Mark-Viverito, 44, a native of Puerto Rico, shares a key political patron with de Blasio — the Working Families Party, which is backing her run for re-election and his for mayor.

De Blasio is lobbying council members through Working Families Party surrogates, another insider told The Post.

“Clearly, he’s asked them to do this,” the source said. “That way, there’s a degree of separation if it doesn’t work out. If you’re de Blasio, you don’t want your fingerprints on it till you win.”

The party denied supporting Mark-Viverito.

“WFP doesn’t have a speaker candidate,” spokesman Joe Dinkin said.

Other council members thought to be in the running for the speaker’s job include Dan Garodnick, Inez Dickens, James Vacca, Mark Weprin, Annabel Palma, Jumaane Williams and Jimmy Van Bramer.

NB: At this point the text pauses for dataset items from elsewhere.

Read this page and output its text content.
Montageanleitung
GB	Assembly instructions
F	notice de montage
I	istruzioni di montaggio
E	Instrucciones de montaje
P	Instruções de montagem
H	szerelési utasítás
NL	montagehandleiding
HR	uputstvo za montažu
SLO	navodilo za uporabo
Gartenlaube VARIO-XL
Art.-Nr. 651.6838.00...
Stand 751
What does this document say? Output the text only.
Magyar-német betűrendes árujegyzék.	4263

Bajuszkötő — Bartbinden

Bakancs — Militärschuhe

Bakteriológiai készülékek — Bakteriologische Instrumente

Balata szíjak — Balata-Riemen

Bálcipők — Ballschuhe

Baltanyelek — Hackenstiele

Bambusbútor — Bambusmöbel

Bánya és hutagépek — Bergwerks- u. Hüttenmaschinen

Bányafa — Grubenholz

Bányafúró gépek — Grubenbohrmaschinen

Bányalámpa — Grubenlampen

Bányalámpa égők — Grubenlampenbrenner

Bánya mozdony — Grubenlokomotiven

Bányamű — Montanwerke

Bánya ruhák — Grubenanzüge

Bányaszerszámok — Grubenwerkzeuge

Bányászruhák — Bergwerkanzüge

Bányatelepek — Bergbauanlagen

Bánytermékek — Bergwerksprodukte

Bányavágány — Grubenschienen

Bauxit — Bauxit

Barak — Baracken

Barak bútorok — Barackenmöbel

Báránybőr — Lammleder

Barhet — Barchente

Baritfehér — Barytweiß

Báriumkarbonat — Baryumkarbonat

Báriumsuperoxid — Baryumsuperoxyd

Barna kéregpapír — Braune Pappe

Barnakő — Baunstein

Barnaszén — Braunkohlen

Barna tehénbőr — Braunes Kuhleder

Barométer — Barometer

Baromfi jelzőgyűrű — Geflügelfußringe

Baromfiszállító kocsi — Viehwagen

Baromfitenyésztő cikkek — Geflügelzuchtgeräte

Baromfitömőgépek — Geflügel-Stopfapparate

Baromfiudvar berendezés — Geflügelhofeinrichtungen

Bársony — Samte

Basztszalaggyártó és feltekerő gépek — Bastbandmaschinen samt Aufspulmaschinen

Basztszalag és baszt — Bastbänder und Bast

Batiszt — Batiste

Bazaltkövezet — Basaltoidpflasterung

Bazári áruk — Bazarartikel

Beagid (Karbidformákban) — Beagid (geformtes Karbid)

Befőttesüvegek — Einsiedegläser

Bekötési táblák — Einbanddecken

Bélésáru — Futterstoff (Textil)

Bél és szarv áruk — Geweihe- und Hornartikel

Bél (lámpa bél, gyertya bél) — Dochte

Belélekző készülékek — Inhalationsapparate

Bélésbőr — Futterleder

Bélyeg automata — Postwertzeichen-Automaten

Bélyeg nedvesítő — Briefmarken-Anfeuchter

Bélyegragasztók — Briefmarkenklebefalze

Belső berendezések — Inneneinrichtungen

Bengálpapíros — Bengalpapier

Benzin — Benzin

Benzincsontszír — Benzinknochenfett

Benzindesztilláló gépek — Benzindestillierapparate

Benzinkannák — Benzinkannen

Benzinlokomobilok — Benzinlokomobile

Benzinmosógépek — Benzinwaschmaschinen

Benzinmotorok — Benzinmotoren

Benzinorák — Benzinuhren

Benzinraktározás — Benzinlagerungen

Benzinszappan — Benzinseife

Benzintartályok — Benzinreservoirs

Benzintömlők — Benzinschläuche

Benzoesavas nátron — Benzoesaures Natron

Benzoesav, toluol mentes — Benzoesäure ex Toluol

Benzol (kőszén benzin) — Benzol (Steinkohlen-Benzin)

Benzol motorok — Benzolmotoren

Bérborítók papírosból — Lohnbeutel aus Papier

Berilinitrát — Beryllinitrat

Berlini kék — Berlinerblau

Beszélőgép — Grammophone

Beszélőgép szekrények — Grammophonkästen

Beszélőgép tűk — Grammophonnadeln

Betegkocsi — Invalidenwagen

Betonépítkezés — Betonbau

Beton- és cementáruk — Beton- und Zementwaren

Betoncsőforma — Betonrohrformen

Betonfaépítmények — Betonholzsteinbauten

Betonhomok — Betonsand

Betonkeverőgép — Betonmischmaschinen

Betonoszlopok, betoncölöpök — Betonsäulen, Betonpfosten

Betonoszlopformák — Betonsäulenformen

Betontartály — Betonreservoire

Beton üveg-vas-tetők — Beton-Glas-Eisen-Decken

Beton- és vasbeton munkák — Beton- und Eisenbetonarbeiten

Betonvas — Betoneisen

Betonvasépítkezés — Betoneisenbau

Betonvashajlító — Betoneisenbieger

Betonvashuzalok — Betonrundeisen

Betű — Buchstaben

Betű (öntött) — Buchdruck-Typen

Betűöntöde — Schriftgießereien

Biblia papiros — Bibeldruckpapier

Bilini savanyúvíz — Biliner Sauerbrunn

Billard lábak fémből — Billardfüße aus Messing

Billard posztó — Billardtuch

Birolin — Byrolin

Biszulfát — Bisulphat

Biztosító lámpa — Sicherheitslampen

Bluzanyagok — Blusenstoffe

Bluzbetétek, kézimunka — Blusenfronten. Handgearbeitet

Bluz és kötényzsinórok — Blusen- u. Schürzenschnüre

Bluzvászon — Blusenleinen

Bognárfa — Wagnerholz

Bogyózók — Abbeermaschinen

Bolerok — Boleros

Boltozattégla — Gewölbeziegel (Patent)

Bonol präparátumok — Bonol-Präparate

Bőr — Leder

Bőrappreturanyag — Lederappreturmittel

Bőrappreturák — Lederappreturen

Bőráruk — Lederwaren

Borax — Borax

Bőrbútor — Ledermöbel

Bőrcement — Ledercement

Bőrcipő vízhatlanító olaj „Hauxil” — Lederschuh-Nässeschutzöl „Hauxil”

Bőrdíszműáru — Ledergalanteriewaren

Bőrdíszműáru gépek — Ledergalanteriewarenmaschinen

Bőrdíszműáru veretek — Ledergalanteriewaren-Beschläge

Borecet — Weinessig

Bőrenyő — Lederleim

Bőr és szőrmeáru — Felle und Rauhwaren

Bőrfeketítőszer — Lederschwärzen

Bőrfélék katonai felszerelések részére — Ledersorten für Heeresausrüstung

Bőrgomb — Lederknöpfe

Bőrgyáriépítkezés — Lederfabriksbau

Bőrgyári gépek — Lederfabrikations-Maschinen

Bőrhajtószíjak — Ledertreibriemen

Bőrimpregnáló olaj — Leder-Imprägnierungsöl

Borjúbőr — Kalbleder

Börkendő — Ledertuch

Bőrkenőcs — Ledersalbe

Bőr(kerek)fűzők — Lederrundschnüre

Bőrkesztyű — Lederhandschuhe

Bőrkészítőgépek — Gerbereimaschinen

Some Dems are already saying Mark-Viverito, on the council since 2006 and the head of its Parks and Recreation Committee, would be a bad choice.

“She’s nasty. She has a terrible temper,” one said. “She’s very good on talking about all these progressive things, but she doesn’t work hard, and she doesn’t know how to engage people.”

Mark-Viverito and de Blasio declined to comment.

The next speaker will have to garner 26 votes from 51 council members. Mark-Viverito could be favored among the 27-member Black, Latino and Asian Caucus but still faces obstacles.

Dickens, dogged by charges that she’s a slumlord, could pose a challenge if she remains in the running, said outgoing Councilman Michael Nelson.

“Melissa is intelligent, sharp and well spoken, but if Inez stays in it, that’s going to be the thing that keeps her from getting it,” he said. “There will be a split in the black and Latino caucus.”